Interesting project. I think that it will probably work. Probably, yes, it’s best to do this outside of the LuaUPnP process so that you are not at risk of breaking it with an apparent deadlock. (But still, why not try it inside a plugin first? If you’re writing the code in Lua anyway, you won’t have wasted that code if and when you have to move it to a daemon.)

The thing that’s going to be most tricky is doing it all in a single thread. Running as a daemon doesn’t absolve you of this requirement: Lua is single-threaded by design and doesn’t give you access to fork() either. The UPnP Event Proxy faced this too, faking the two network connections it has to do by cooperatively switching back and forth between listening on UDP and sending notifications to LuaUPnP on localhost3480. For this reason, although you can happily set the LuaSocket timeout to infinite (I think this is the default), I wouldn’t recommend it, because it will prevent other processes (say, a plugin running in LuaUPnP) from talking to the daemon.

If you really, really need to fork a separate process, then doing os.execute(“some-shell-script”) where some-shell-script backgrounds with & does work (it’s what the UPnP Event Proxy wrapper implementation does). But be sure to close your file descriptors manually, because os.execute() doesn’t set the close-on-exec flag, so your shell will inherit all of the parent process’s open sockets.

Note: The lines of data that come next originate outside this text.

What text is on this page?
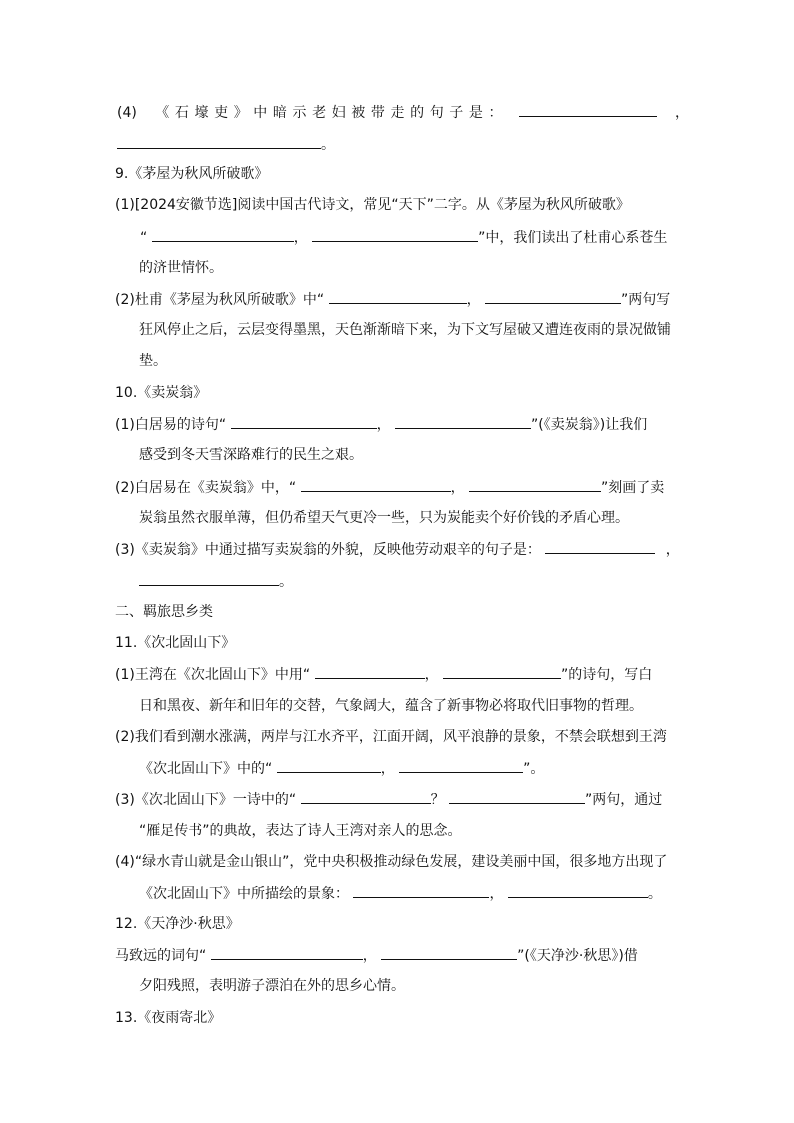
(4) 《石壕吏》中暗示老妇被带走的句子是：	，
。
9.《茅屋为秋风所破歌》
(1)[2024安徽节选]阅读中国古代诗文，常见“天下”二字。从《茅屋为秋风所破歌》
“	，	”中，我们读出了杜甫心系苍生
的济世情怀。
(2)杜甫《茅屋为秋风所破歌》中“	，	”两句写
狂风停止之后，云层变得墨黑，天色渐渐暗下来，为下文写屋破又遭连夜雨的景况做铺
垫。
10.《卖炭翁》
(1)白居易的诗句“	，	”(《卖炭翁》)让我们
感受到冬天雪深路难行的民生之艰。
(2)白居易在《卖炭翁》中，“	，	”刻画了卖
炭翁虽然衣服单薄，但仍希望天气更冷一些，只为炭能卖个好价钱的矛盾心理。
(3)《卖炭翁》中通过描写卖炭翁的外貌，反映他劳动艰辛的句子是：	，
。
二、羁旅思乡类
11.《次北固山下》
(1)王湾在《次北固山下》中用“	，	”的诗句，写白
日和黑夜、新年和旧年的交替，气象阔大，蕴含了新事物必将取代旧事物的哲理。
(2)我们看到潮水涨满，两岸与江水齐平，江面开阔，风平浪静的景象，不禁会联想到王湾
《次北固山下》中的“	，	”。
(3)《次北固山下》一诗中的“	？	”两句，通过
“雁足传书”的典故，表达了诗人王湾对亲人的思念。
(4)“绿水青山就是金山银山”，党中央积极推动绿色发展，建设美丽中国，很多地方出现了
《次北固山下》中所描绘的景象：	，	。
12.《天净沙·秋思》
马致远的词句“	，	”(《天净沙·秋思》)借
夕阳残照，表明游子漂泊在外的思乡心情。
13.《夜雨寄北》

You may have to sidestep the LuaSocket http.* functions, because they do tend to close the socket after sending the request. http.request() is written in pure Lua on top of socket.tcp(), so you’ve got the code to refer to and can alter your own version as you need to keep the connection alive. Writing cooperative socket-conversation code that successfully avoids deadlock is “fun”. In a single thread, “lots of fun”.

I’ve licensed the UPnP Event Proxy code the same as Lua itself (MIT) so you’re invited to snaffle whatever code from there you like. You may be interested in the XML parsing code in particular. As for the rest, ask me. I’m not a world expert on SOAP, but I think I have a pretty good handle on LuaSocket, and I have HTTP down pat (I wrote a RESTful web service for a commercial product in my day job).